Memcached, is really just a giant hash table store (and can even be clustered or run on any machine you like since it uses sockets to read and store the hashes).
When reading the memcached value, simply check if its null (return if its not) or do your ussual database read and return. It can store just about everything, so long as each memcached key/value pair is less than 1MB.
The easiest way would be to slow down the rate at which writes occur, and feed them in one record at a time. They'll be slower, but it would make things faster for users.
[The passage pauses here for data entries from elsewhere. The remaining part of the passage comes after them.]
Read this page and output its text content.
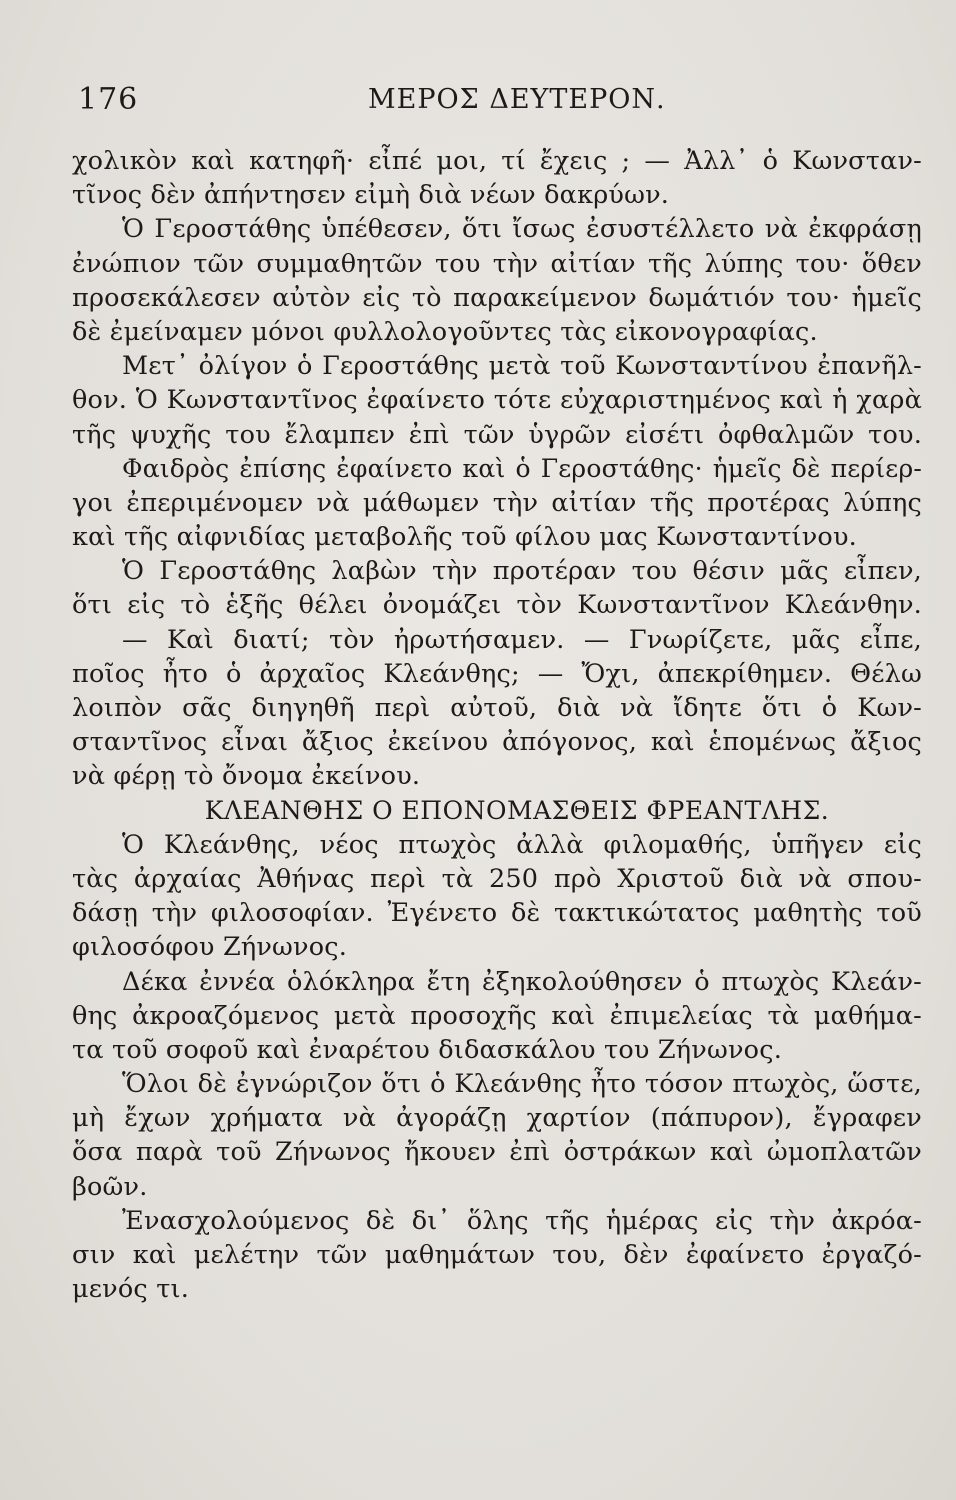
176	ΜΕΡΟΣ ΔΕΥΤΕΡΟΝ.
χολικὸν καὶ κατηφῆ· εἶπέ μοι, τί ἔχεις ; — Ἀλλ᾽ ὁ Κωνσταν-
τῖνος δὲν ἀπήντησεν εἰμὴ διὰ νέων δακρύων.
Ὁ Γεροστάθης ὑπέθεσεν, ὅτι ἴσως ἐσυστέλλετο νὰ ἐκφράσῃ
ἐνώπιον τῶν συμμαθητῶν του τὴν αἰτίαν τῆς λύπης του· ὅθεν
προσεκάλεσεν αὐτὸν εἰς τὸ παρακείμενον δωμάτιόν του· ἡμεῖς
δὲ ἐμείναμεν μόνοι φυλλολογοῦντες τὰς εἰκονογραφίας.
Μετ᾽ ὀλίγον ὁ Γεροστάθης μετὰ τοῦ Κωνσταντίνου ἐπανῆλ-
θον. Ὁ Κωνσταντῖνος ἐφαίνετο τότε εὐχαριστημένος καὶ ἡ χαρὰ
τῆς ψυχῆς του ἔλαμπεν ἐπὶ τῶν ὑγρῶν εἰσέτι ὀφθαλμῶν του.
Φαιδρὸς ἐπίσης ἐφαίνετο καὶ ὁ Γεροστάθης· ἡμεῖς δὲ περίερ-
γοι ἐπεριμένομεν νὰ μάθωμεν τὴν αἰτίαν τῆς προτέρας λύπης
καὶ τῆς αἰφνιδίας μεταβολῆς τοῦ φίλου μας Κωνσταντίνου.
Ὁ Γεροστάθης λαβὼν τὴν προτέραν του θέσιν μᾶς εἶπεν,
ὅτι εἰς τὸ ἑξῆς θέλει ὀνομάζει τὸν Κωνσταντῖνον Κλεάνθην.
— Καὶ διατί; τὸν ἠρωτήσαμεν. — Γνωρίζετε, μᾶς εἶπε,
ποῖος ἦτο ὁ ἀρχαῖος Κλεάνθης; — Ὄχι, ἀπεκρίθημεν. Θέλω
λοιπὸν σᾶς διηγηθῆ περὶ αὐτοῦ, διὰ νὰ ἴδητε ὅτι ὁ Κων-
σταντῖνος εἶναι ἄξιος ἐκείνου ἀπόγονος, καὶ ἑπομένως ἄξιος
νὰ φέρῃ τὸ ὄνομα ἐκείνου.
ΚΛΕΑΝΘΗΣ Ο ΕΠΟΝΟΜΑΣΘΕΙΣ ΦΡΕΑΝΤΛΗΣ.
Ὁ Κλεάνθης, νέος πτωχὸς ἀλλὰ φιλομαθής, ὑπῆγεν εἰς
τὰς ἀρχαίας Ἀθήνας περὶ τὰ 250 πρὸ Χριστοῦ διὰ νὰ σπου-
δάσῃ τὴν φιλοσοφίαν. Ἐγένετο δὲ τακτικώτατος μαθητὴς τοῦ
φιλοσόφου Ζήνωνος.
Δέκα ἐννέα ὁλόκληρα ἔτη ἐξηκολούθησεν ὁ πτωχὸς Κλεάν-
θης ἀκροαζόμενος μετὰ προσοχῆς καὶ ἐπιμελείας τὰ μαθήμα-
τα τοῦ σοφοῦ καὶ ἐναρέτου διδασκάλου του Ζήνωνος.
Ὅλοι δὲ ἐγνώριζον ὅτι ὁ Κλεάνθης ἦτο τόσον πτωχὸς, ὥστε,
μὴ ἔχων χρήματα νὰ ἀγοράζῃ χαρτίον (πάπυρον), ἔγραφεν
ὅσα παρὰ τοῦ Ζήνωνος ἤκουεν ἐπὶ ὀστράκων καὶ ὠμοπλατῶν
βοῶν.
Ἐνασχολούμενος δὲ δι᾽ ὅλης τῆς ἡμέρας εἰς τὴν ἀκρόα-
σιν καὶ μελέτην τῶν μαθημάτων του, δὲν ἐφαίνετο ἐργαζό-
μενός τι.
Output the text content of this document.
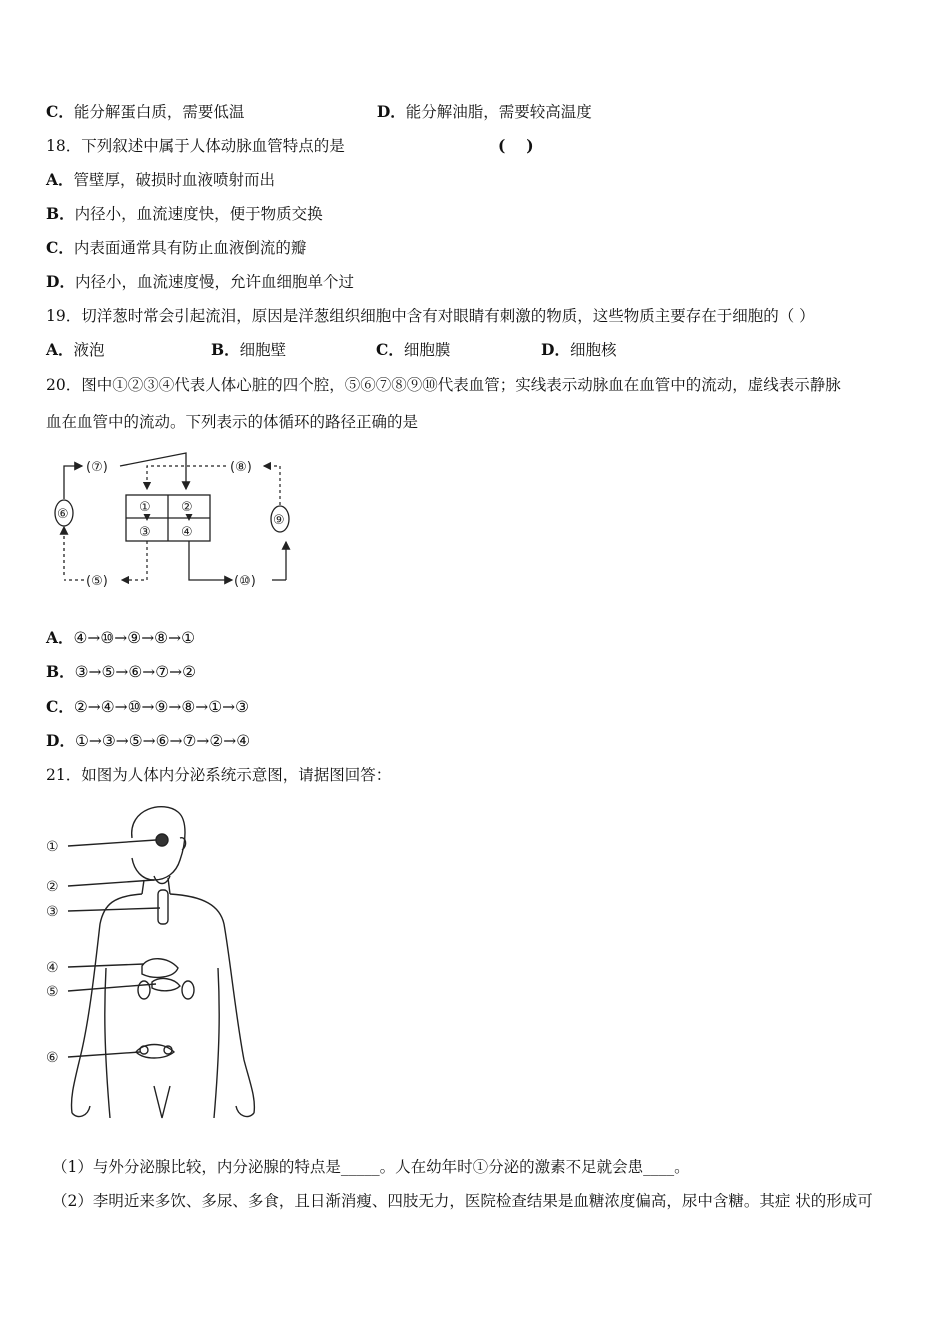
C．能分解蛋白质，需要低温	D．能分解油脂，需要较高温度
18．下列叙述中属于人体动脉血管特点的是	(　 )
A．管壁厚，破损时血液喷射而出
B．内径小，血流速度快，便于物质交换
C．内表面通常具有防止血液倒流的瓣
D．内径小，血流速度慢，允许血细胞单个过
19．切洋葱时常会引起流泪，原因是洋葱组织细胞中含有对眼睛有刺激的物质，这些物质主要存在于细胞的（ ）
A．液泡	B．细胞壁	C．细胞膜	D．细胞核
20．图中①②③④代表人体心脏的四个腔，⑤⑥⑦⑧⑨⑩代表血管；实线表示动脉血在血管中的流动，虚线表示静脉
血在血管中的流动。下列表示的体循环的路径正确的是
① ②
③ ④
(⑦)
⑥
(⑤)
(⑧)
⑨
(⑩)
A．④→⑩→⑨→⑧→①
B．③→⑤→⑥→⑦→②
C．②→④→⑩→⑨→⑧→①→③
D．①→③→⑤→⑥→⑦→②→④
21．如图为人体内分泌系统示意图，请据图回答：
①
②
③
④
⑤
⑥
（1）与外分泌腺比较，内分泌腺的特点是_____。人在幼年时①分泌的激素不足就会患____。
（2）李明近来多饮、多尿、多食，且日渐消瘦、四肢无力，医院检查结果是血糖浓度偏高，尿中含糖。其症 状的形成可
If the batches take "a couple hours", you perhaps can spread them out more.
This is just an idea. Create a view over your "active" tables. Then BCP in the data into a "staging" table. When it is done, update the view to include the "staging" tables. Just an idea.
I'm not sure what you mean when you say everyone else's read and write slows down. Does it slow down when they read & write to the same database where the data is currently being imported or from different databases on the same server?
If it is the same database, you could always use the "with (nolock)" hint to do the reads even when the table is locked for writes/inserts. However, please be aware that the reads can be dirty reads. I am not sure how you can do faster quick writes when the table is locked because a write is already in progress. You can keep the transaction small to make the writes faster and release the locks. The other option is to have a separate database for bulk inserts and another database for reading.